My guess would be that they only rarely ran into samurai with the necessary skills to pull off those sort of effects, and probably later in the day; there were a wide variety of opponents who were far from that dangerous (including most of the two varieties of mooks).
In other words, it was either overuse, or (if using the random encounter generation tables) bad luck of the die throwing up one of the most deadly opponents. Not a problem in those days that could be limited to Bushido.
I don't honestly recall much about playing casters. Aside from 'Kung Fu', the David Carradine TV show, where the the main character doesn't particularly evince any sort of mystical powers and beats everyone up, there really was nothing but Samurai and Ninja, and maybe a smattering of Yakuza as tropes that anyone in the US understood. Nobody could even tell you what a 'shukenja' or 'gakusho' was, let alone wanted to play it! Not saying they don't look like interesting character types to my eye today, but in 1978 we were 16, shallow, and wanted to kill things with curved swords, basically.
I suspect the people you are referring to simply played a bunch differently from that. My experience with Samurai in that game is that, unless you really built a sub-optimal character, you were kind of a combat monster after a few levels and out of everyone else's league in that department. So, NPCs, same way, if the GM unleashed such on you, you better run. Yes, there were 'mooks' and killing them was a cheap way to get XP, but also generated a lot of enemies, as the setting is after all one of a highly cultured, but violent, society where making enemies is both a bad idea, and inevitable.
Anyway, all I can say is, the campaign I played in was very interesting, to me at that time, but also super lethal. Surviving to even get one level of 'budo' was hard, and only a few players managed to ever hit level 3. I left after a couple years, but I think the GM eventually ran out of players and went back to running D&D or something.
If I was going to run a game of that ilk today, I'd consider starting with FitD and building a game based on clan/family competition and infighting. It could probably heavily mirror the factions architecture of games like BitD, but with different flavor and such. I'm not sure how much magic really belongs in such a game, at least at the PC level. Various types of spirits and such certainly factor a lot in stories, but they are generally defeated without resorting to 'magic' per se. A Shinto priest might be a sort of NPC you bring in to deal with specific problems, or perform necessary rituals, etc. and maybe to act as a patron. Certainly in later Medieval Japan the Buddhist institutions are more political than religious and might simply be considered factions unto themselves.
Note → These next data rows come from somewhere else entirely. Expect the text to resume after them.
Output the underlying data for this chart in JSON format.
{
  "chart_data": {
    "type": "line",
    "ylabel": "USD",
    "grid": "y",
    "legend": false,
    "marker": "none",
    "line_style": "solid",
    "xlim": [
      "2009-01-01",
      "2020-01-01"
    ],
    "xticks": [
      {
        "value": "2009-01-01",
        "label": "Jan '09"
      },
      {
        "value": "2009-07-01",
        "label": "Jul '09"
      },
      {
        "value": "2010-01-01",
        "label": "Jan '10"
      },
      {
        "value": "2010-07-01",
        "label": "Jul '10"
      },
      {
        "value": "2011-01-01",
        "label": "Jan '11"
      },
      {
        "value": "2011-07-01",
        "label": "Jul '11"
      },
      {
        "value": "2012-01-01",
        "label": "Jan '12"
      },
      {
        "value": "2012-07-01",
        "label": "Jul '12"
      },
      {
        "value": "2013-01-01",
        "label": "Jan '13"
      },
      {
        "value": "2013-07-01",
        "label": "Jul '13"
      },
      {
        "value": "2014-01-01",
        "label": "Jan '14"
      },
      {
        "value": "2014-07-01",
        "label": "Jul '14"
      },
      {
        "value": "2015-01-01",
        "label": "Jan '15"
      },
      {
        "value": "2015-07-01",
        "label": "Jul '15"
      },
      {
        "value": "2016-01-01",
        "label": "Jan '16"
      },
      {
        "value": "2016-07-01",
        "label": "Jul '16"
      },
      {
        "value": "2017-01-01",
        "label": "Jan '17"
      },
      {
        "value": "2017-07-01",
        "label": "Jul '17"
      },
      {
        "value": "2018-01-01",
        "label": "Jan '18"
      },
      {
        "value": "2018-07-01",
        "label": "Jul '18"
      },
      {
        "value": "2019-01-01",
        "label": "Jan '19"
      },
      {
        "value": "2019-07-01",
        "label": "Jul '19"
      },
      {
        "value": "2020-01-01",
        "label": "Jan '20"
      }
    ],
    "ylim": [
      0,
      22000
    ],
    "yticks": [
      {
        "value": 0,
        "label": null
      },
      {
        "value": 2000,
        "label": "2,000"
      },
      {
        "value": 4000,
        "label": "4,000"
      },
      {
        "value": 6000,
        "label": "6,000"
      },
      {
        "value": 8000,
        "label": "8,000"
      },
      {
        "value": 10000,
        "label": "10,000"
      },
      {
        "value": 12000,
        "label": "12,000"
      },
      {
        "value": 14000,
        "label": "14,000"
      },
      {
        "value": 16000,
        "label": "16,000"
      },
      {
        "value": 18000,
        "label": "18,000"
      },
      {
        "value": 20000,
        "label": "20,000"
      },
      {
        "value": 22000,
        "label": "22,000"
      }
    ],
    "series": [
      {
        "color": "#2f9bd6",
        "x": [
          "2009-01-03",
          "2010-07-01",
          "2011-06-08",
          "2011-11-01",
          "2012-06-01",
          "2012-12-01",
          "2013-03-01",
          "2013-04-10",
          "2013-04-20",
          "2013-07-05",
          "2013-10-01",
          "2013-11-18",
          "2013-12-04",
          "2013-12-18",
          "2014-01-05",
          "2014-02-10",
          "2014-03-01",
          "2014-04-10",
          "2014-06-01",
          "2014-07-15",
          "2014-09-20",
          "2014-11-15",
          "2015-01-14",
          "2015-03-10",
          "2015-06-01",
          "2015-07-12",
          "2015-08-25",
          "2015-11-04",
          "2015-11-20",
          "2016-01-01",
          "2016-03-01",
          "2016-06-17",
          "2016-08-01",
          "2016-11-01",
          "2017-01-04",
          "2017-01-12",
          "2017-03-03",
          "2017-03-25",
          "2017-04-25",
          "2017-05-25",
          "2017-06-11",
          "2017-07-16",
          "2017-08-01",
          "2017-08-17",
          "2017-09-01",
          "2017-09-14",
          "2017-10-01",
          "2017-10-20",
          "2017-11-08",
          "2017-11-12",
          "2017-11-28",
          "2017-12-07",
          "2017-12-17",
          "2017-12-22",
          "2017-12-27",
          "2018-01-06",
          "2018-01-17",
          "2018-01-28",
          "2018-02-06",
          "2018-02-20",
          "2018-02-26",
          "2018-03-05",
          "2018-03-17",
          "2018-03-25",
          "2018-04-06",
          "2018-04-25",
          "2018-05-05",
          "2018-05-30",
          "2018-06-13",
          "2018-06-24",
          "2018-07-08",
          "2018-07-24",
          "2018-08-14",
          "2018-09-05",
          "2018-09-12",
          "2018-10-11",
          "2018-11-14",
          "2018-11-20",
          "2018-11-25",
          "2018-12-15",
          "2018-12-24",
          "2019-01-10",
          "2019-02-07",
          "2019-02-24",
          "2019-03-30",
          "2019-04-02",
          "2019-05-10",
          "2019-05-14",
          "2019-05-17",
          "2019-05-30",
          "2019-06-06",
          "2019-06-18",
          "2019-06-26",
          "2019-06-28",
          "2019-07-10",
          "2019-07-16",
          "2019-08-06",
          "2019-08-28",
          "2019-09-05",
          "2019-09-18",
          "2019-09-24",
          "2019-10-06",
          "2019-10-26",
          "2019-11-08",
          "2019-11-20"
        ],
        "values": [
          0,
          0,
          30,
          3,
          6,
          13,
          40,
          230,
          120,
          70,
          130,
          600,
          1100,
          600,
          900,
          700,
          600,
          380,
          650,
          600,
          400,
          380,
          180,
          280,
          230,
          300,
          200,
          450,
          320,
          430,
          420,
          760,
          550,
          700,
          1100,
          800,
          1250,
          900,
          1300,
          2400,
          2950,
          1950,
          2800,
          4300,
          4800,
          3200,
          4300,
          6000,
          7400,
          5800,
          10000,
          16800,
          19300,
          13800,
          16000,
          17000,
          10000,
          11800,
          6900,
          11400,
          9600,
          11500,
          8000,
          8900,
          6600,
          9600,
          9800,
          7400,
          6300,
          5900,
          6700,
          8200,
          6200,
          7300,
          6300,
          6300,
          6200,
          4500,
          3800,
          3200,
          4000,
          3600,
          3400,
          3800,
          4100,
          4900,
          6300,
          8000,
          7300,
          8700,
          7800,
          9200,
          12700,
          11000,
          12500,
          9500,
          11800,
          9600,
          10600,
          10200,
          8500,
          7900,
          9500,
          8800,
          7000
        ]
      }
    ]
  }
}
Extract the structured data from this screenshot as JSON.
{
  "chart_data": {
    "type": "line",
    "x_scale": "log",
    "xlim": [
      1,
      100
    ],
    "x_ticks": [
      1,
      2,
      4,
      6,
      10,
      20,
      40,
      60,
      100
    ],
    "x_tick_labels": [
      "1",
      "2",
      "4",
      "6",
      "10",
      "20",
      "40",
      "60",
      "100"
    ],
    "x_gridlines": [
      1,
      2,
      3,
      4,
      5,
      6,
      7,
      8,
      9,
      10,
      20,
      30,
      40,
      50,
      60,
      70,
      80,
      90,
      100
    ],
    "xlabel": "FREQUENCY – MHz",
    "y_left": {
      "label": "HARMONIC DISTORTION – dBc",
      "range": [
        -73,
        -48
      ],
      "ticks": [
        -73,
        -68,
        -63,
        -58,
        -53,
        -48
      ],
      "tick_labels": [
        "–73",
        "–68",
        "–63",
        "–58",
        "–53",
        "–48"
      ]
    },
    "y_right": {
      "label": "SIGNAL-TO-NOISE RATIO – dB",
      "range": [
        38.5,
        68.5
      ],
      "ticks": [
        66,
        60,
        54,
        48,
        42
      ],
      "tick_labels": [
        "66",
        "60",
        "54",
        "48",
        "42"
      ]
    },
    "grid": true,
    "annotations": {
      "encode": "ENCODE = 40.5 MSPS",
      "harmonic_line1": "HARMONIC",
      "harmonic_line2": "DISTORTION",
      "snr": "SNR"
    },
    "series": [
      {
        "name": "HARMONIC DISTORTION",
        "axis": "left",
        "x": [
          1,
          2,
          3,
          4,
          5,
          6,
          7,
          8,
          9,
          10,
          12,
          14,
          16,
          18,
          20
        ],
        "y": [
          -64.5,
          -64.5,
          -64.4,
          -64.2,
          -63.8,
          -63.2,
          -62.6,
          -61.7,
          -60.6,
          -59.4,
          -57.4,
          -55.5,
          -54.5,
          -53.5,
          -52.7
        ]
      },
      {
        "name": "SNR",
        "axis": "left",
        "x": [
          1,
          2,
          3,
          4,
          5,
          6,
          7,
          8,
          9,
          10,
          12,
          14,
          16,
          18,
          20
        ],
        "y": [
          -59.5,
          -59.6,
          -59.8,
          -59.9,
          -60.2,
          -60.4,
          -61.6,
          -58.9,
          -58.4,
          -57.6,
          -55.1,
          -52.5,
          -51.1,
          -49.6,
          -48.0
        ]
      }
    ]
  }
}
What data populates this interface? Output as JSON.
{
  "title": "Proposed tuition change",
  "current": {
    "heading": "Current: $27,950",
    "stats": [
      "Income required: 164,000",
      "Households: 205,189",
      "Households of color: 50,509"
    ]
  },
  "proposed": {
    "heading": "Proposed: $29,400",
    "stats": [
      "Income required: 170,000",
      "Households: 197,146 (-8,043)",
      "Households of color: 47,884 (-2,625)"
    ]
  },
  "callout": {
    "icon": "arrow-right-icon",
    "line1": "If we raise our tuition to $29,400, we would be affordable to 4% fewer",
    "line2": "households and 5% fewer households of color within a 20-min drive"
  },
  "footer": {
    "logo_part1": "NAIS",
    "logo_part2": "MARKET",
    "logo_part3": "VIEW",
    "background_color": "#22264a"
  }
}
As they tended to be egalitarian their fighters were a bit differently trained and equipped than the bushi, but not that much different.
Anyway, I wouldn't use Bushido, it is overly complex, probably not all that accurate a depiction to start with culturally, and just plain clunky and posessing all the characteristics of traditional GM-centered games of its time period. Reading over it now, I can see that the author was deeply engaged with the subject matter, but the game design feels amateurish and frankly obsolete. It would probably be best if some Japanese people actually wrote this type of game instead of some Americans who can at best claim 2nd hand knowledge of the material anyway.